Lower Decks‘ grand finale this week was less of a goodbye and more of a reminder that chapters begin and end in Star Trek all the time—but it still took a while for the cast and crew behind the show to really accept that the fifth season was going to be its last. That process was apparently reflected in early drafts of the final episode, which didn’t really feel “final” at all… until realizations began to sink in.
“Making that episode was really interesting. It felt like there was a little bit of like, ‘Is this really ending?’ Because we kept re-recording it. Mike [McMahan, Lower Decks‘ showrunner] kept rewriting it,” Tawny Newsome, who played Beckett Mariner on the show, recently told Variety. According to the actress, early recording passes for the finale episode, “The New Next Generation” did not include Mariner’s climactic reflection on how far she and her friends have come in their years together aboard the Cerritos.
“I remember the first time I recorded the episode way back, you know, 13 months ago or whenever, the scene in the bar did not exist. I remember saying in the session, ‘If this is the end, we’re not ending with a big send out,’” Newsome continued. “It just felt like the end of a season. I think there was a little [feeling of], like, ‘Well, maybe it’s not, so maybe we’re just not going to really end it that way.’”

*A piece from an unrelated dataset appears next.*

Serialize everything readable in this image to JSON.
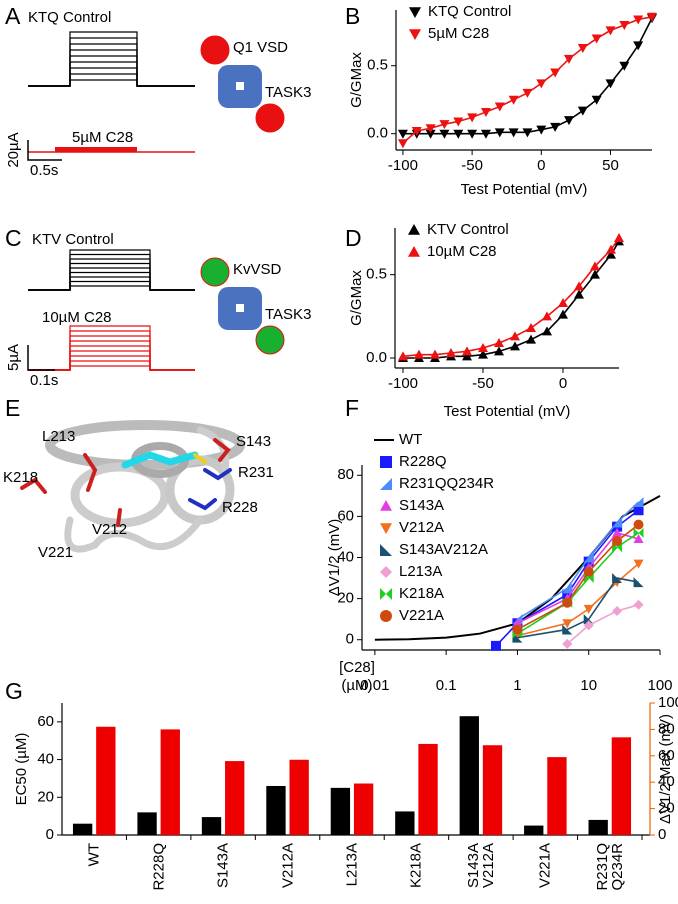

Alas, the closer it got to the realization that this, indeed, would be it, more material was written to give Lower Decks a more solid sendoff. But, as Newsome also notes, Lower Decks doesn’t exactly definitively close the books on itself. In a suitably Star Trek-ian way, the show’s final message is that these adventures will continue, regardless of whether or not we get to see them. “Mike wrote that really lovely speech for Mariner at the end, and I was like, ‘Okay, this feels like an appropriate pause to the story. It’s an end of a chapter,’” Newsome concluded. “It could go on. But I was glad that he that gave us a little button, in case this is the last we see of them.”
Part of that farewell, of course, is that the finale concludes with both Mariner and Boimler getting a promotion, acting as shared First Officer candidates under the Cerritos‘ newly minted Captain Ransom. “It’s perfect harmony to make them share this position,” Newsome added of the ending. “We’re a true duo, so giving us a shared role at the end—one that Boimer has been dreaming of forever and one that Mariner has resisted for so long—feels like a pretty poignant move.”
Fingers crossed this isn’t the last we’ll see of them, but if it is? It’s a pretty great way for the show to go out. Star Trek: Lower Decks is now streaming in its entirety on Paramount+.